Nos a quitats, tròp jove, nòstra amiga e collèga Coleta, militanta occitanista, sindicalista, engatjada politicament, presidenta de l’associacion per la memòria republicana de la resisténcia al còp d’estat de 1851… (écouter sur le site dédié une intervention de Colette Chauvin : https://1851.fr/audio/, accompagné de la photo ci-contre) La FELCO s’associa a la dolor dels sieus e de la seccion 04-05 de l’IEO.
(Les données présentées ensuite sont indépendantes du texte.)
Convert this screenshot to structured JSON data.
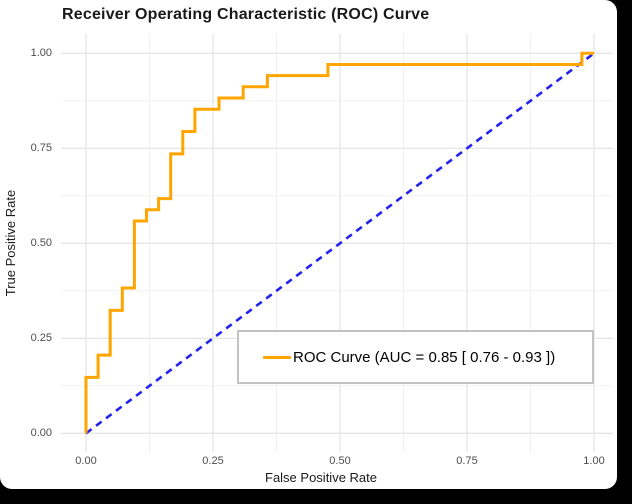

Il nous est douloureux de publier à l’occasion de sa disparition un témoignage écrit par Colette sur la naissance d’un engagement occitaniste qui fut celui de toute une vie… Nous aurions tellement aimé qu’elle puisse participer aux événements qui ne manqueront pas d’accompagner la sortie du livre dirigé par Christian Lagarde Memòrias de l’occitanisme 1960-1980 où ses mots seront publiés. Ce témoignage est poignant pour ce qu’il dit d’elle, de sa volonté d’élever en dignité la lenga mespresasa des siens, de l’enseigner à l’école publique, dans un esprit d’ouverture et d’intégration des élèves qui lui étaient confiés.
Mercejam Cristian de nos autorizar la publicacion d’aqueles mots de Coleta…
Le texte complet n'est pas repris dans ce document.